Why Shared Storybook Reading?
Many studies have reported the benefits of shared storybook reading on language development and literacy. Research has shown that reading with your child actively participating (rather than just listening) promotes better outcomes. Learning simple techniques to maximise your child’s interaction during shared storybook reading is an invaluable skill for supporting their learning.
Strategies to Maximise Learning
· Let your child choose the book they want to read. It is okay to read favourite books over and over again!
· When re-reading a favourite book, invite deeper thinking about the story/plot and characters e.g. “how do you think he feels?”, “What would you do?”, “What will happen next?”
· Encourage your child to “read you the book” (tell the story to you) for their favourite repeated reading books.
· Focus on what your child is looking at on the book, let them take the lead. Pause on a page for as long as you need to. Talk about the pictures.
· Balance the interaction, take turns when talking. Say a comment, or ask a question, then wait for the child to respond.
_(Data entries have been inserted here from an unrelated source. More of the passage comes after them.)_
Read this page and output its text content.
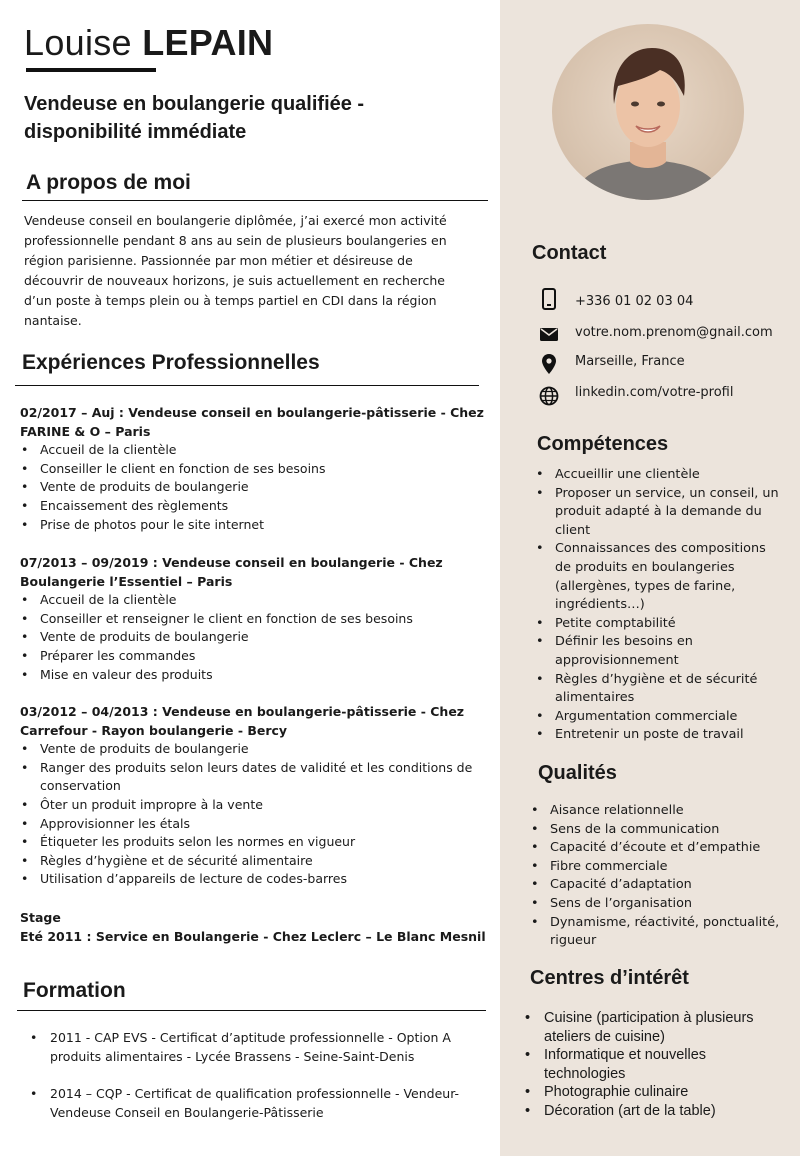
Louise LEPAIN
Vendeuse en boulangerie qualifiée - disponibilité immédiate
A propos de moi
Vendeuse conseil en boulangerie diplômée, j’ai exercé mon activité professionnelle pendant 8 ans au sein de plusieurs boulangeries en région parisienne. Passionnée par mon métier et désireuse de découvrir de nouveaux horizons, je suis actuellement en recherche d’un poste à temps plein ou à temps partiel en CDI dans la région nantaise.
Expériences Professionnelles
02/2017 – Auj : Vendeuse conseil en boulangerie-pâtisserie - Chez FARINE & O – Paris
• Accueil de la clientèle
• Conseiller le client en fonction de ses besoins
• Vente de produits de boulangerie
• Encaissement des règlements
• Prise de photos pour le site internet
07/2013 – 09/2019 : Vendeuse conseil en boulangerie - Chez Boulangerie l’Essentiel – Paris
• Accueil de la clientèle
• Conseiller et renseigner le client en fonction de ses besoins
• Vente de produits de boulangerie
• Préparer les commandes
• Mise en valeur des produits
03/2012 – 04/2013 : Vendeuse en boulangerie-pâtisserie - Chez Carrefour - Rayon boulangerie - Bercy
• Vente de produits de boulangerie
• Ranger des produits selon leurs dates de validité et les conditions de conservation
• Ôter un produit impropre à la vente
• Approvisionner les étals
• Étiqueter les produits selon les normes en vigueur
• Règles d’hygiène et de sécurité alimentaire
• Utilisation d’appareils de lecture de codes-barres
Stage
Eté 2011 : Service en Boulangerie - Chez Leclerc – Le Blanc Mesnil
Formation
• 2011 - CAP EVS - Certificat d’aptitude professionnelle - Option A produits alimentaires - Lycée Brassens - Seine-Saint-Denis
• 2014 – CQP - Certificat de qualification professionnelle - Vendeur-Vendeuse Conseil en Boulangerie-Pâtisserie
Contact
+336 01 02 03 04
votre.nom.prenom@gnail.com
Marseille, France
linkedin.com/votre-profil
Compétences
• Accueillir une clientèle
• Proposer un service, un conseil, un produit adapté à la demande du client
• Connaissances des compositions de produits en boulangeries (allergènes, types de farine, ingrédients…)
• Petite comptabilité
• Définir les besoins en approvisionnement
• Règles d’hygiène et de sécurité alimentaires
• Argumentation commerciale
• Entretenir un poste de travail
Qualités
• Aisance relationnelle
• Sens de la communication
• Capacité d’écoute et d’empathie
• Fibre commerciale
• Capacité d’adaptation
• Sens de l’organisation
• Dynamisme, réactivité, ponctualité, rigueur
Centres d’intérêt
• Cuisine (participation à plusieurs ateliers de cuisine)
• Informatique et nouvelles technologies
• Photographie culinaire
• Décoration (art de la table)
· Try to make more comments than questions, this promotes language development, and increases engagement. Pitch your comments just above the child’s language level. For example, if your child is using two word phrases, you can make comments using 3-4 words e.g. “He wants the cake”, “Open the door” “That’s a funny hat”. Be sure to use correct grammar, but put emphasis on the content words.
· At the end of each page, pause and wait for your child to say something about the page, if they don’t, you could make a comment yourself.
· Don’t be afraid to use some more advanced vocabulary. Be sure to emphasise the new word in a sentence, and talk about it to highlight the meaning e.g. “Look! He’s drenched! So wet. Uh oh, drenched in the rain!”
· Begin to highlight print concepts and letters/sounds in your reading. For example, point to the words as you read them. Talk about where you start reading on the page. Point out letters in selected words, and say their sounds “Look, this word has an M like in you name M for Monkey, and M for Maddison”.